Question 15.7: Thrust Calculation for a Rocket A rocket nozzle with an exit...
Thrust Calculation for a Rocket
A rocket nozzle with an exit area of 0.1 m² is designed to work supersonically with a chamber pressure of 2.5 MPa and a chamber temperature of 1500 K at sea level, where the ambient pressure is 101 kPa. (a) Determine the thrust at sea level. Assume the chamber conditions remain steady. Model the exhaust gas as a perfect gas with k = 1.3 and R = 0.42 kJ/kg ⋅ K. What-if scenario: (b) What would the thrust be if the rocket was in space where the pressure can be assumed to be 0 kPa?
Calculate the exit velocity and then use Eq. (8.27), derived in Chapter 8, to evaluate the thrust.
Assumption
Isentropic one-dimensional flow of a perfect gas.
Analysis
The thrust equation, Eq. (8.27), can be simplified for the rocket shown in Figure 15.27 by eliminating the inlet transport term.
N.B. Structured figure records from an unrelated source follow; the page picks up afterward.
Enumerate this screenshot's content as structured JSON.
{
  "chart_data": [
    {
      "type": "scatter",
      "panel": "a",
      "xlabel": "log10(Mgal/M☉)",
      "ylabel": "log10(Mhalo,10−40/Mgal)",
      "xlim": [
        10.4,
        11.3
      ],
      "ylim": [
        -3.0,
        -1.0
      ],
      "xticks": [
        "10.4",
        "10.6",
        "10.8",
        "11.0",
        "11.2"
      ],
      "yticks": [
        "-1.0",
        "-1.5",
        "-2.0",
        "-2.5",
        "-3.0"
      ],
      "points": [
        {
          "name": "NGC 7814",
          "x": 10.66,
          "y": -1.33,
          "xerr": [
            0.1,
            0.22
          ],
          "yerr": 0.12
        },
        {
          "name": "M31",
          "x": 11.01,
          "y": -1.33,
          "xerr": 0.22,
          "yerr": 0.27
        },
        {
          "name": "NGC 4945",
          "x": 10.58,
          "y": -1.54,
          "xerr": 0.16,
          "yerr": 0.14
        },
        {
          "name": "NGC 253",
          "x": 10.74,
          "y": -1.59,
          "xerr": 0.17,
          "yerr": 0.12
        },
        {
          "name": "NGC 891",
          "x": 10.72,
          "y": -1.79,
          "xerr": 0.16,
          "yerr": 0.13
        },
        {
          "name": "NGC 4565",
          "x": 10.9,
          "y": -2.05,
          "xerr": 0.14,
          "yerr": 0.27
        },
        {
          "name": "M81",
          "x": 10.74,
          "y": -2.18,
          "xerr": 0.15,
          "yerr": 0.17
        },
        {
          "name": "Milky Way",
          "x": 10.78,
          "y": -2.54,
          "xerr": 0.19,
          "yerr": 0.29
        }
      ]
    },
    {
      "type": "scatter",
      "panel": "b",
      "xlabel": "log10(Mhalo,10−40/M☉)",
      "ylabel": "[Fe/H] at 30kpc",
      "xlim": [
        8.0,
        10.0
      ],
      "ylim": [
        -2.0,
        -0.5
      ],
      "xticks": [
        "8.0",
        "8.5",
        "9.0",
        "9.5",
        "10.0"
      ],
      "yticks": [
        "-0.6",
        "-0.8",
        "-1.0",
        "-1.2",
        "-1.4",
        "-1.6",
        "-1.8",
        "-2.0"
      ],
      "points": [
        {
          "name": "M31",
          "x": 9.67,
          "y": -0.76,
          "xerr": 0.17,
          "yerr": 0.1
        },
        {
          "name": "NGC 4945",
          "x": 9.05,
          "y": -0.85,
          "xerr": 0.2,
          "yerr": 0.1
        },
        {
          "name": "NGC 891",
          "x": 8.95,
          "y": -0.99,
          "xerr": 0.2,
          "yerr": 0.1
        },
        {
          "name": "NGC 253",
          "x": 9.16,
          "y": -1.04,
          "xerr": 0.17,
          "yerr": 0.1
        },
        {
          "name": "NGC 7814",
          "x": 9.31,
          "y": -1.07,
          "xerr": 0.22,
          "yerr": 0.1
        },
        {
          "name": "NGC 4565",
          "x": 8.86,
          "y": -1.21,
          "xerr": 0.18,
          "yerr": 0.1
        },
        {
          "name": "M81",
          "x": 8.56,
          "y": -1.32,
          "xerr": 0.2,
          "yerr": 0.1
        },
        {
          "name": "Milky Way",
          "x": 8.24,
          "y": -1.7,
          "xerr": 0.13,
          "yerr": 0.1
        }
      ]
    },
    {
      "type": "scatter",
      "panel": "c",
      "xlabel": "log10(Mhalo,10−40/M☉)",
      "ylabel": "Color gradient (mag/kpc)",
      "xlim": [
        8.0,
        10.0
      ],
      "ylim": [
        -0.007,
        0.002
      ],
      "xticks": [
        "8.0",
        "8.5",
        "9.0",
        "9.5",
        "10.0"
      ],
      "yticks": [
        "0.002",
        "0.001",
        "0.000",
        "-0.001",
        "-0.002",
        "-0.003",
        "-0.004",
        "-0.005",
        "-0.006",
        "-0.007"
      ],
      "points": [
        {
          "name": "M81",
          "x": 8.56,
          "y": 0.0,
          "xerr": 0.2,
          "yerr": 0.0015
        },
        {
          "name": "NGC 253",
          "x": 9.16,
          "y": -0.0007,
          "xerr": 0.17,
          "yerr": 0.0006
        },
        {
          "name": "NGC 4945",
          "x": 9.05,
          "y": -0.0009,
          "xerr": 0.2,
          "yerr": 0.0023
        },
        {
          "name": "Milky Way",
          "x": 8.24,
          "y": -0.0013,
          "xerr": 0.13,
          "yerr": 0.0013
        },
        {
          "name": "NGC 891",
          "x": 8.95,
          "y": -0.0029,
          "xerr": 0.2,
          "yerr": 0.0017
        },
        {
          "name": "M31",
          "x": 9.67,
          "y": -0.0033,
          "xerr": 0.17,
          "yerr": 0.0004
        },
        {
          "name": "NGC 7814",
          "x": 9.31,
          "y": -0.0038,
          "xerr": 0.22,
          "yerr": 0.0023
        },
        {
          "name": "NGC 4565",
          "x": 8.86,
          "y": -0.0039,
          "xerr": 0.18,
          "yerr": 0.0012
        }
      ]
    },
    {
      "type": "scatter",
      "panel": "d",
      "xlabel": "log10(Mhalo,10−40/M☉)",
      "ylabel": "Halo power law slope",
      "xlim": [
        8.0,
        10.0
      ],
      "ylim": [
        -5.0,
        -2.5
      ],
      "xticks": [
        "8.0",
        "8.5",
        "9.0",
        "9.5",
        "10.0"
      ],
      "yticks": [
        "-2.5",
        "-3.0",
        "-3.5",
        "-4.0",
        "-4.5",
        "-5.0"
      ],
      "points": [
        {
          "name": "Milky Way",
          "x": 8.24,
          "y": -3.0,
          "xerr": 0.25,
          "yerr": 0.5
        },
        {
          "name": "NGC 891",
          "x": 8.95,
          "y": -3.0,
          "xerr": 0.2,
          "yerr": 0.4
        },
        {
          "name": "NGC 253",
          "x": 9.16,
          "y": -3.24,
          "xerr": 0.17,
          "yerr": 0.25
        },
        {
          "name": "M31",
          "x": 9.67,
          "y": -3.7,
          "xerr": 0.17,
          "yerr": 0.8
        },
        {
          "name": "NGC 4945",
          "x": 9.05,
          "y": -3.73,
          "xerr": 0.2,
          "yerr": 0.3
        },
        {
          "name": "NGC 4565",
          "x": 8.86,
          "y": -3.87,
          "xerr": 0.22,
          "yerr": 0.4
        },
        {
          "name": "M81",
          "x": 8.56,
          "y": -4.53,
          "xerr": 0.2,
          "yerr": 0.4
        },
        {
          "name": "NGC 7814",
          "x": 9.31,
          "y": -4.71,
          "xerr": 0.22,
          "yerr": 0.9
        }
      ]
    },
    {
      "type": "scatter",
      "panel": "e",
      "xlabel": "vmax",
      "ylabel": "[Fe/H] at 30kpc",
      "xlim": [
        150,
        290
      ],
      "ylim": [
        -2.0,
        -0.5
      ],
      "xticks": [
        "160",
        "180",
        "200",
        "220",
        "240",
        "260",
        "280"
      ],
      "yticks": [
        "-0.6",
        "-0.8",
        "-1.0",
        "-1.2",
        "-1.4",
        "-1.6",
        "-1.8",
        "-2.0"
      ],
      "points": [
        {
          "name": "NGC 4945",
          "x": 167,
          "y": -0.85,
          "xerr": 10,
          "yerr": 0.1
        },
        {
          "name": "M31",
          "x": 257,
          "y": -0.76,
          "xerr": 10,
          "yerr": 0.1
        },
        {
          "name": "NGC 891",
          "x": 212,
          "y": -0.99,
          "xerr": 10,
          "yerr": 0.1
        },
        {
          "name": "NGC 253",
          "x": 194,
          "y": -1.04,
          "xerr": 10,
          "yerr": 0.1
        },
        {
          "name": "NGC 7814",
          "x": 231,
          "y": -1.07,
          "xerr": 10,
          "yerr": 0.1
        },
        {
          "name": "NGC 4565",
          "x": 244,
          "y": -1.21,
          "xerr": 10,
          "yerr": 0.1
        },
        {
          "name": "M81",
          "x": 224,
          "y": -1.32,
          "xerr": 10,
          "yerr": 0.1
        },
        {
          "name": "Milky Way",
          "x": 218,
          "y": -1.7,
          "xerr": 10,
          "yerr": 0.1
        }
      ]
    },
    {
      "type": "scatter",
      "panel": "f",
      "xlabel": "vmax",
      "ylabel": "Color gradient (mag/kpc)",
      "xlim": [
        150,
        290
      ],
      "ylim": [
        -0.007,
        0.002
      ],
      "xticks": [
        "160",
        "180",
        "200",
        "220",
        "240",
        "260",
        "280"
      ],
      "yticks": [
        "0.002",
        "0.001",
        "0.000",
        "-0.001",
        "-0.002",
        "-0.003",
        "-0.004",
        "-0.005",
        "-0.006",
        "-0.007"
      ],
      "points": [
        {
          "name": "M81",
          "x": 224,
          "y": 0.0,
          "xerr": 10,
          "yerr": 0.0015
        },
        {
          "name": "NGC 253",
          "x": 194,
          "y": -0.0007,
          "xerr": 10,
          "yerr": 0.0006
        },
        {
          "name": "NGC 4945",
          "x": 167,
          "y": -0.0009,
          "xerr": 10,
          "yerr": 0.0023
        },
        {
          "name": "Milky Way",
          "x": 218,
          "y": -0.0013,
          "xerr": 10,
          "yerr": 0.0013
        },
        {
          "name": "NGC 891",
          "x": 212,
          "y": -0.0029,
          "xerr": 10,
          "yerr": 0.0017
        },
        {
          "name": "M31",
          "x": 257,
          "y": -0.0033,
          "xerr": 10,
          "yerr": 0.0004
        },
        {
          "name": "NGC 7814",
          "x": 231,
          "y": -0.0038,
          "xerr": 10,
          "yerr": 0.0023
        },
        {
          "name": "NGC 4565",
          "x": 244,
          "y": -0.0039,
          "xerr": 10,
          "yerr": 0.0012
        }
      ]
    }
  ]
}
T=\underbrace{\frac{\dot{m}}{(1000 N / kN )}\left(V_{j}-V_{a}\right)}_{\text {Momentum thrust }}+\underbrace{A_{e}\left(p_{e}-p_{0}\right)-A_{i}\left(p_{i}-p_{0}\right)}_{\text {Pressure thrust }} ; \quad[ kN ] (8.27)
T=\frac{\dot{m}}{(1000 N / kN )}\left(V_{j}- \cancel{V _{a}}^{0}\right)+A_{j}\left(p_{j}-p_{a}\right)=A_{e}\left[\frac{\rho_{e} V_{e}^{2}}{1000}+\left(p_{e}-p_{a}\right)\right]
The pressure thrust in this equation comes from the exit pressure, which is not always equal to the back pressure. The nozzle is designed for sea level; therefore, the exit pressure must be same as the back pressure, 101 kPa, at sea level for isentropic expansion. As a result, p_{e} / p_{t}=101 / 2500=0.0404 . Solving Eqs. (15.25) and (15.24), we obtain M_{e}=2.7 \text { and } T_{e}=715 K .
\frac{T_{t}}{T}=1+\frac{k-1}{2} M^{2} (15.24)
\frac{p_{t}}{p}=\left(\frac{T_{t}}{T}\right)^{k /(k-1)}=\left(1+\frac{k-1}{2} M^{2}\right)^{k /(k-1)} (15.25)
\begin{gathered}V_{e}=M_{e} \sqrt{(1000 N / kN ) k R T_{e}}=2.7 \sqrt{(1000)(1.3)(0.42)(715)}=1690 m / s \\\rho_{e}=\frac{p_{e}}{R T_{e}}=\frac{101}{(0.42)(715)}=0.336 kg / m ^{3}\end{gathered}
At sea level:
T=(0.1)\left[\frac{(0.336) 1690^{2}}{(1000)}+(101-101)\right]=96.0 kN
Because the flow at the exit is supersonic, the exit state is not affected by a reduction in back pressure as the rocket passes through the atmosphere into space. The thrust, however, varies with altitude as p_{a} decreases.
TEST Analysis
Launch the gas dynamics TESTcalc, select Custom working gas, and enter the given values of R and k. Evaluate the chamber state, State-1, from the given properties p1, T1, and Vel1 = 0. Evaluate the isentropic exit state, State-2, from p2 = 101 kPa, p_t2 = p1,T_t2 = T1, and A2 = 0.1m² . In the I/O panel, calculate the thrust by evaluating the expression = mdot2*Vel2/1000 as 96.02 kN.
What-if scenario
The exit velocity remains unchanged in space as the supersonic flow adjusts to the zero back pressure outside the nozzle. However, the pressure component of the thrust increases, producing:
T=(0.1)\left[\frac{(0.336) 1690^{2}}{1000}+(101-0)\right]=106.1 kN
Discussion
The pressure of the exit stream, which remains unchanged at 101 kPa as long as the back pressure is less than 101 kPa, augments the thrust in space by 0.1*(101 – 0) = 10.1 kN. At sea level, the same pressure, 101 kPa, acts all around the system boundary, resulting in no net pressure contribution to the thrust. (see Anim. 15.B.rocketThrust)